Prescription-strength niacin is used to treat high cholesterol. You need to take high amounts of niacin -- 500 mg to 3,000 mg per day -- to reduce lipids in your bloodstream. You should not attempt to lower your cholesterol with over-the-counter niacin or without supervision from your doctor. If you take more than 100 mg of niacin a day, you may experience a condition called skin flushes in which your face and chest turn red and your skin burns, itches or tingles. To prevent skin flushes, take an aspirin 30 minutes before you take niacin. You should also gradually increase your dose of niacin, so your body can adjust to niacin in your system. You can also ask your doctor about a timed-release formula, which can prevent flushing.

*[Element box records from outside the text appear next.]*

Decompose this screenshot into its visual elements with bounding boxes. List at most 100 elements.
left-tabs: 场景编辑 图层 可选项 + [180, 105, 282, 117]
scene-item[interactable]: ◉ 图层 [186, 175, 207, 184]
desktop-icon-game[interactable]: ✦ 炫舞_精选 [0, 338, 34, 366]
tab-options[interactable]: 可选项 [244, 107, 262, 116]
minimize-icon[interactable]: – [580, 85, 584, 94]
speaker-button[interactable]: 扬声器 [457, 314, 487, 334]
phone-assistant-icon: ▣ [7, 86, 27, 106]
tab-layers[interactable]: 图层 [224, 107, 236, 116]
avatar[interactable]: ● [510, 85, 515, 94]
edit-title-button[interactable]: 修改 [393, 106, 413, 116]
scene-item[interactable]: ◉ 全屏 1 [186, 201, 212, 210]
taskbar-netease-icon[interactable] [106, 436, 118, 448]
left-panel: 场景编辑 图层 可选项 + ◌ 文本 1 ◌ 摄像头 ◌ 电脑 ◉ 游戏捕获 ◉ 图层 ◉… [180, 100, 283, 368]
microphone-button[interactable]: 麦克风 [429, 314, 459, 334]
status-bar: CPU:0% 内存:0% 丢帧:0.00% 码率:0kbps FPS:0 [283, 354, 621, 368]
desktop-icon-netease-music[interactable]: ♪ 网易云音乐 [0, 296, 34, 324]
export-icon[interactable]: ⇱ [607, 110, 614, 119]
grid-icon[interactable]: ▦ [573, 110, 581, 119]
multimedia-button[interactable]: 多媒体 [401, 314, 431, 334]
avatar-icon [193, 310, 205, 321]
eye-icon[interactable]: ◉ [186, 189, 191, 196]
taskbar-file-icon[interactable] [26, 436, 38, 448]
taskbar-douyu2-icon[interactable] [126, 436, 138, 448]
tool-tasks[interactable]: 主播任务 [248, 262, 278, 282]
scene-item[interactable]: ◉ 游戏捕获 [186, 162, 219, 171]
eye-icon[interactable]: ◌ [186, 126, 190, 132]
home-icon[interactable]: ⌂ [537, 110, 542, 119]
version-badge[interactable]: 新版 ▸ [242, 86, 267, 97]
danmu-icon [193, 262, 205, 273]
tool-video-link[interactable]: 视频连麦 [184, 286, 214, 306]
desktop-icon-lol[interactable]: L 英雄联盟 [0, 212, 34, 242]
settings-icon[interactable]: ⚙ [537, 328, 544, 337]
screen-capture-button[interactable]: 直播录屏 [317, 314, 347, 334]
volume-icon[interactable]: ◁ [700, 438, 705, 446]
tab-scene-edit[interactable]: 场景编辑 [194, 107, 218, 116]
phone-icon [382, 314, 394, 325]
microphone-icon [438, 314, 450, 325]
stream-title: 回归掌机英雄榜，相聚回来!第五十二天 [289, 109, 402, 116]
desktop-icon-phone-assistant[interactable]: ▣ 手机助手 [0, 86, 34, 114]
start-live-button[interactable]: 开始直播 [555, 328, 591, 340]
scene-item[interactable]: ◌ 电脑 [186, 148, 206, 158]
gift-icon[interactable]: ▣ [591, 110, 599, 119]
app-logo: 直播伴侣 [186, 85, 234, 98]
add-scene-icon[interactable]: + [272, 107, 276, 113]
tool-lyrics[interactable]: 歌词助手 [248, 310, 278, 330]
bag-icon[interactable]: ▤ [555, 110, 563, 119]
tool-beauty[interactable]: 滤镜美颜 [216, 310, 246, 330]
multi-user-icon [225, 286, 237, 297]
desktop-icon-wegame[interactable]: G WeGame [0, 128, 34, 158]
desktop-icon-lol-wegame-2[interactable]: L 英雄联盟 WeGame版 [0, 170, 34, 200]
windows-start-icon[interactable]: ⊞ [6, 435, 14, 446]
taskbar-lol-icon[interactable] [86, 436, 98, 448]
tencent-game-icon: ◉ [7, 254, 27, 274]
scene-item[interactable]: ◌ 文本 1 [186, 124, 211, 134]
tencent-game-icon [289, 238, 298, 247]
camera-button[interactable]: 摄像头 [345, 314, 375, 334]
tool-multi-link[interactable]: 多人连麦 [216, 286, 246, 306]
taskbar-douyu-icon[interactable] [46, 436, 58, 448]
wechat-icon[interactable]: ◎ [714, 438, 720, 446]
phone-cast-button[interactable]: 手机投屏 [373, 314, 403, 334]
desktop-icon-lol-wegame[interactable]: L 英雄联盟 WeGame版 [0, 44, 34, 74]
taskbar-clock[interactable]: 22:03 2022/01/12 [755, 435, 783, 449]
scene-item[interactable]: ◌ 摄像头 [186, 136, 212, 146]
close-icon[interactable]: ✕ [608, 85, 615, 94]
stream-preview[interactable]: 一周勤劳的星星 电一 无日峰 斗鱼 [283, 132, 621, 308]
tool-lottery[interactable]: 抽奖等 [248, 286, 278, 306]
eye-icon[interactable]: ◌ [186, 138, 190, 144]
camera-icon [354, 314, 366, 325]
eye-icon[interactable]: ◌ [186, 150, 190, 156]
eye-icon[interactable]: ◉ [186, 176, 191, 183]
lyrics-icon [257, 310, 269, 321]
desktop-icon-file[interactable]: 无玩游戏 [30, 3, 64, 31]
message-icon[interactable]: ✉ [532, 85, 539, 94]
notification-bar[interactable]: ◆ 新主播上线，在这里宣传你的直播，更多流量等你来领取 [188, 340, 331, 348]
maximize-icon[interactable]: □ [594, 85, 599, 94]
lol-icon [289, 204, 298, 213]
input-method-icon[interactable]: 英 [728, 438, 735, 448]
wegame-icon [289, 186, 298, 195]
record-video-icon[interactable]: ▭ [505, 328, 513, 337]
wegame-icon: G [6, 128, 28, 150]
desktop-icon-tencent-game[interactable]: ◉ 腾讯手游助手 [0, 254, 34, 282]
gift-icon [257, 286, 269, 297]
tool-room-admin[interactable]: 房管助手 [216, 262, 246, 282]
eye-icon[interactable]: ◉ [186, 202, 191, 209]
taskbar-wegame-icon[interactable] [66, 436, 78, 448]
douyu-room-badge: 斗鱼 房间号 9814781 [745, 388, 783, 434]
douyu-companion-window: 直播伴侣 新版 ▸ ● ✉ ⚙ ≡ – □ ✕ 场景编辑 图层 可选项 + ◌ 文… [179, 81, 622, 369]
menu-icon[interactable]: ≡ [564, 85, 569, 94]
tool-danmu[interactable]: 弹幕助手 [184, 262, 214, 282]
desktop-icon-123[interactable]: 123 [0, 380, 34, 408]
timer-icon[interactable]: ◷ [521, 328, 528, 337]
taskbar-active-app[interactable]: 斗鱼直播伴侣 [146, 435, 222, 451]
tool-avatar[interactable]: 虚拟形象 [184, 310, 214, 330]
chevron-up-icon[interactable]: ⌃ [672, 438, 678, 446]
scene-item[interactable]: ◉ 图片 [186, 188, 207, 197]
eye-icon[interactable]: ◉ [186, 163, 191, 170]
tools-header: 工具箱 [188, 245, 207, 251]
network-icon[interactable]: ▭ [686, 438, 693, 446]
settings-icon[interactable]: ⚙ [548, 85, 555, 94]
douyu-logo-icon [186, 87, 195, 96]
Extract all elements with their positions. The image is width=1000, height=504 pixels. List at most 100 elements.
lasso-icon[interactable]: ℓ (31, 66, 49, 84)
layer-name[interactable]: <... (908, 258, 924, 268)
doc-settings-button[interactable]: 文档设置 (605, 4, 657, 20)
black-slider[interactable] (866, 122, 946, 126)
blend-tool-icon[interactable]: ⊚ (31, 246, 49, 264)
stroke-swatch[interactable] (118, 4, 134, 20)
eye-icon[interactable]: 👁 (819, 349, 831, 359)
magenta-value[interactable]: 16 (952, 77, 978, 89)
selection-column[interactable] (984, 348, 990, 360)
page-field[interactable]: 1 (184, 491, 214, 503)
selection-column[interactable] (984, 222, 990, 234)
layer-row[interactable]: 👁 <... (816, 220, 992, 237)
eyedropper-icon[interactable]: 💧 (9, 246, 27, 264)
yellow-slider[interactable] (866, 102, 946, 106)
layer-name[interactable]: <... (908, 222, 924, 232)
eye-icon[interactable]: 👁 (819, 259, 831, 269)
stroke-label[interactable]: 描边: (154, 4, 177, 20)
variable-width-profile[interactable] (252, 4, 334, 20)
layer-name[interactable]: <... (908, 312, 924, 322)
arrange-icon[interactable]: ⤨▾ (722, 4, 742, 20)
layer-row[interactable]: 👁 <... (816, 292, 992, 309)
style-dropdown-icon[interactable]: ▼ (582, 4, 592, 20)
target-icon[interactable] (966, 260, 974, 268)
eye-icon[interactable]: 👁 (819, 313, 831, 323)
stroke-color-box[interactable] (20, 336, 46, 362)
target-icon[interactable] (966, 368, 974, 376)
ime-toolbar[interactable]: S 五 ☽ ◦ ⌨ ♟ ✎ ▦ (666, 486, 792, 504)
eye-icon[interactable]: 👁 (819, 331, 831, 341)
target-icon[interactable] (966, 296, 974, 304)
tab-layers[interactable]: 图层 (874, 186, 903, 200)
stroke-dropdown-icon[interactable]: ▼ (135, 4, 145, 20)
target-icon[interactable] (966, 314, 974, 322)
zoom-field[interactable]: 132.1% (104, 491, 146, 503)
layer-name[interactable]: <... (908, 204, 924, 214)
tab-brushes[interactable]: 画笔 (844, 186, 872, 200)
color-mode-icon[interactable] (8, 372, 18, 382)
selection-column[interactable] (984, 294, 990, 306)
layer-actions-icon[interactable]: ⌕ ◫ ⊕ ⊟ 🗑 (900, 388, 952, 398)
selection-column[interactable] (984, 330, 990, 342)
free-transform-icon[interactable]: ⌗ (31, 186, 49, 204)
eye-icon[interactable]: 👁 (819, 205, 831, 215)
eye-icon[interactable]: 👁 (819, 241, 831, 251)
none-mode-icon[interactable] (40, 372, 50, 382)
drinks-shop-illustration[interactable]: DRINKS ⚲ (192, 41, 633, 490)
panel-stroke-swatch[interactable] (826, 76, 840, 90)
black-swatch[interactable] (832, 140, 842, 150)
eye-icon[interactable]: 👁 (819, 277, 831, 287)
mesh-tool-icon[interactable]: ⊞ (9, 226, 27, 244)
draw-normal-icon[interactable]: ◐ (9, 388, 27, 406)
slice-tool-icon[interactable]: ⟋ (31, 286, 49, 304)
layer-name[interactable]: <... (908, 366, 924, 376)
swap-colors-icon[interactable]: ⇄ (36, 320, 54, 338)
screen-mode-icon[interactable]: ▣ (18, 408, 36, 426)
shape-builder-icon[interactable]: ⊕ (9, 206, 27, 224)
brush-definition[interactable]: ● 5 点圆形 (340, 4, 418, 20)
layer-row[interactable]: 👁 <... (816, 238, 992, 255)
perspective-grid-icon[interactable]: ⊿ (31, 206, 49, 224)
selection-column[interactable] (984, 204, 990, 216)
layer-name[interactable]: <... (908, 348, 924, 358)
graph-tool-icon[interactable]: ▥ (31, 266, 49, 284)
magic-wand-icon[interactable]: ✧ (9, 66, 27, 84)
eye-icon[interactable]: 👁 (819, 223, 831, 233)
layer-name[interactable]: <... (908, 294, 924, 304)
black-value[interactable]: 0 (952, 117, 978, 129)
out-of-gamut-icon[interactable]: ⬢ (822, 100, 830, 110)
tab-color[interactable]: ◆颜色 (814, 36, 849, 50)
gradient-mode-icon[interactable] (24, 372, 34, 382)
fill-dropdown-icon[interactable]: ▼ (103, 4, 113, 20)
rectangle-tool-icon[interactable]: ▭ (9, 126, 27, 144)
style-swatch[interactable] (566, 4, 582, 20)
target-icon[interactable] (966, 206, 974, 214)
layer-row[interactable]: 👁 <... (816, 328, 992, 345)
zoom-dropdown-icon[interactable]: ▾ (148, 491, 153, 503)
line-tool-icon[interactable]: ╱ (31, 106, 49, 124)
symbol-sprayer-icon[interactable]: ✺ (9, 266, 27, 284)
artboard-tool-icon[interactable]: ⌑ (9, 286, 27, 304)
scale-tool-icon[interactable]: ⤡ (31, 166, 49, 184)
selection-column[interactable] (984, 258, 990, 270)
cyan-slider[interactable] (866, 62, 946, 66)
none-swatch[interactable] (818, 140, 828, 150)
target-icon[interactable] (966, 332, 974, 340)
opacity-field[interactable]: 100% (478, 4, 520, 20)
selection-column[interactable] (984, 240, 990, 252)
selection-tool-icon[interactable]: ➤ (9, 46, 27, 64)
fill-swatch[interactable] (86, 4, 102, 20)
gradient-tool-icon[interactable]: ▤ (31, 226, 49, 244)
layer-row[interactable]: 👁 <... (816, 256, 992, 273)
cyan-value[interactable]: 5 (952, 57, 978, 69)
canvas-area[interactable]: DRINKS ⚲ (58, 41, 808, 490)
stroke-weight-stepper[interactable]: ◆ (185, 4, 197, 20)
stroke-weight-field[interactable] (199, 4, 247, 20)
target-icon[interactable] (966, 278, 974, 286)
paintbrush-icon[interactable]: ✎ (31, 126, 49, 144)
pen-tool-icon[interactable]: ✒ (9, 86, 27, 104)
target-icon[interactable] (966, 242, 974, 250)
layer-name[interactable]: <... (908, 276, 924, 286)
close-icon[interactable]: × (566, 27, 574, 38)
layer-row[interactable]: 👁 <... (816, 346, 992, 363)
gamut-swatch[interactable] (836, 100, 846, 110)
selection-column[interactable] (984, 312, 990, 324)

Niacinamide, or nicotinamide, is less likely to produce skin flushes, but is not a substitute for niacin. It cannot treat cholesterol, but may help delay the progression of type 1 diabetes, according to the University of Maryland Medical Center. Niacinamide may also help treat arthritis. Niacinamide may also treat attention-deficit hyperactivity disorder, age-related memory loss, schizophrenia, acne and alcohol dependence, but evidence is insufficient to claim effectiveness, notes MedlinePlus. You can purchase nicotinamide without a prescription, but it may prove dangerous to self-medicate with this supplement. If you think niacinamide may help you, ask your doctor about possible risks and benefits as well as proper dosage.
Both niacin and niacinamide pose serious health risks to long-term users. These include loss of vision, irregular heartbeat, gout, stomach ulcers and liver damage. Timed-release formulas of niacin increase your risk of liver damage. Niacin may cause excessive blood glucose elevations in persons with type 2 diabetes and worsen kidney disease. Taking large doses of niacin may increase your risk for strokes, according to a National Institutes of Health study, which ended prematurely amid safety concerns. The study found that persons who took 2,000 mg of niacin daily experienced greater improvements in cholesterol levels than those who did not the supplements, but also suffered more than twice as many strokes -- and as many heart attacks -- as persons who did not take niacin to treat cholesterol. The planned five-year study ended 18 months early in May.